Kurz unoszący się podczas pokazu Tbourida.

20 lis 2025

“Falling and Rising Again” – The Story of an Image

Stories

Upaść i znów powstać” – Spotkanie z Olivierem Unią, zwycięzcą Sony World Photography Awards 2025

Autor: Olivier Unia

Spotkaliśmy Oliviera Unię na „Salon de la Photo” w Paryżu, sześć miesięcy po jego triumfie w konkursie Sony World Photography Awards 2025. Francuski fotograf, który od 17 lat mieszka w Maroku, otrzymał to prestiżowe wyróżnienie za głęboko poruszające zdjęcie wykonane podczas Tbouridy — spektakularnego marokańskiego pokazu jeździeckiego.

Fotografia, zrobiona obiektywem TAMRON 35–150mm F/2–2.8 Di III VXD (Model A058), zatrzymuje w czasie moment zawieszenia: jeźdźca w trakcie upadku, otoczonego kurzem i złotym światłem wieczoru. Dla niektórych jest to scena porażki — dla niego jednak stanowi metaforę samego życia: upadania, podnoszenia się i podążania dalej — „trzeba mieć odwagę, by znów wsiąść na konia.”
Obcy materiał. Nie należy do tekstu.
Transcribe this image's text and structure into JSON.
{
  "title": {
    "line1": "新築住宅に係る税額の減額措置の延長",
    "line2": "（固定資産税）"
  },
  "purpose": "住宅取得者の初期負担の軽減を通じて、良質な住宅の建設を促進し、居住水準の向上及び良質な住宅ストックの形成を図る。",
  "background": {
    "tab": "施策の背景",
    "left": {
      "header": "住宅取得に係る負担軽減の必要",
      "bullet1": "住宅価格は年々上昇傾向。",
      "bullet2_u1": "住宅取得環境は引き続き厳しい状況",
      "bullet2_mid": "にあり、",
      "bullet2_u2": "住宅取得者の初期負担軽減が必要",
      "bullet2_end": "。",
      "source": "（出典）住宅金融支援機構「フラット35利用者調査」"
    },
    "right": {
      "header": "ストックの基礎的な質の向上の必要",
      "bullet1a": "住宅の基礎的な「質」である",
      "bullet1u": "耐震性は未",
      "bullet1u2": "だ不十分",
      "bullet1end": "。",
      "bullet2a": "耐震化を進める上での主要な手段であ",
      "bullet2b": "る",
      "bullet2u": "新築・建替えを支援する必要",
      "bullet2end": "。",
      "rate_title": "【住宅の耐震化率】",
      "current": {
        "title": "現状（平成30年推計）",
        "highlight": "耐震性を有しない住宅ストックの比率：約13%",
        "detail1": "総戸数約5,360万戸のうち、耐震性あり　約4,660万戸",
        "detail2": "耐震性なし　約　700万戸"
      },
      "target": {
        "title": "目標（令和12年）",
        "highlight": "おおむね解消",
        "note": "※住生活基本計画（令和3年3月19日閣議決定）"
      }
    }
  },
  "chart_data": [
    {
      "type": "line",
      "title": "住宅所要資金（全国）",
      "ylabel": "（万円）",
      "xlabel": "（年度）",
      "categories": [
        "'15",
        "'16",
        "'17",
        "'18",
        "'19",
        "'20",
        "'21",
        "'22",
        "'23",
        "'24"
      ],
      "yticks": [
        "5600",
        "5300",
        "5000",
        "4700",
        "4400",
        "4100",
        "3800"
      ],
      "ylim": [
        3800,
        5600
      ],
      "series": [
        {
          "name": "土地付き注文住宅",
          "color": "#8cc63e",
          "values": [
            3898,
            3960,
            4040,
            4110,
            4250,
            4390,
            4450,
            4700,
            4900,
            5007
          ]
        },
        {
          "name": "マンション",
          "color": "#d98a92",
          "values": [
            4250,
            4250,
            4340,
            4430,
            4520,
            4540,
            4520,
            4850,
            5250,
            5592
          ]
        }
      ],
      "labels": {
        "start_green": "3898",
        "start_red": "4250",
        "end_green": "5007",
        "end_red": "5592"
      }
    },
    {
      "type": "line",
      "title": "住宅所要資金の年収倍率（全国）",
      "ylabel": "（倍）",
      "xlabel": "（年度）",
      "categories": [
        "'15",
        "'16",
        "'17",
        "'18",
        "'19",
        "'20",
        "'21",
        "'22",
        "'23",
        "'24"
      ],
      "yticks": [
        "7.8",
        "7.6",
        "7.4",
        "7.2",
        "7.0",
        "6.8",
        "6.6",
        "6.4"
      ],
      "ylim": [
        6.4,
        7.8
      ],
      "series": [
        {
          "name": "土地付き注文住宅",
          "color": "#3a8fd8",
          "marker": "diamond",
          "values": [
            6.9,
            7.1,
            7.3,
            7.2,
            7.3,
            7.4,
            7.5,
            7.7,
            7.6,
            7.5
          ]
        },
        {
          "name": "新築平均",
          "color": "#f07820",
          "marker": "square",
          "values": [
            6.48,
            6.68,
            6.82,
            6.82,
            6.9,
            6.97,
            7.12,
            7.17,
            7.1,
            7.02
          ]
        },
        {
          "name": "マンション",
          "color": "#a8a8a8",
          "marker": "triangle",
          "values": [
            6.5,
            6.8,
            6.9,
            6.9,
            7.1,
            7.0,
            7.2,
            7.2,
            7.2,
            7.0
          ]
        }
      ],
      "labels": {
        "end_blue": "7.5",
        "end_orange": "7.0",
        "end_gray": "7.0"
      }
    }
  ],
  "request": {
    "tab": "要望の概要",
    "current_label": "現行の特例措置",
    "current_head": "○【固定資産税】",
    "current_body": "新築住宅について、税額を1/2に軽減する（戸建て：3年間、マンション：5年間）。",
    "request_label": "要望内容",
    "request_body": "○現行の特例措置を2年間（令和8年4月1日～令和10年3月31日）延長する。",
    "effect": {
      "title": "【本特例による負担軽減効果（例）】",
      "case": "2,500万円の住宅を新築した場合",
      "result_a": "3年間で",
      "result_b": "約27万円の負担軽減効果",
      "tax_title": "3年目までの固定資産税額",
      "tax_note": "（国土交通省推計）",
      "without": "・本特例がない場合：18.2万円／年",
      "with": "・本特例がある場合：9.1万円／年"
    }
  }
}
Spotkanie z wolnym duchem, szczerym fotografem, który zawsze gotów jest uchwycić ulotną iskrę emocji.

Olivier, czy możesz opowiedzieć nam, jak powstało to wyjątkowe zdjęcie?
Zdjęcie wyróżnione na SONY WORLD PHOTOGRAPHY AWARDS 2025: fotografia wykonana w El Arjat (Rabat, Maroko) przez Oliviera Unię w sierpniu 2024 roku obiektywem TAMRON 35–150mm. Ustawienia: 92 mm, f/3.5 przy 1/1600, ISO 100. Olivier fotografuje w pełni manualnie i używa przycisku AF z tyłu aparatu Sony A7IV, aby z precyzją uchwycić decydujący moment.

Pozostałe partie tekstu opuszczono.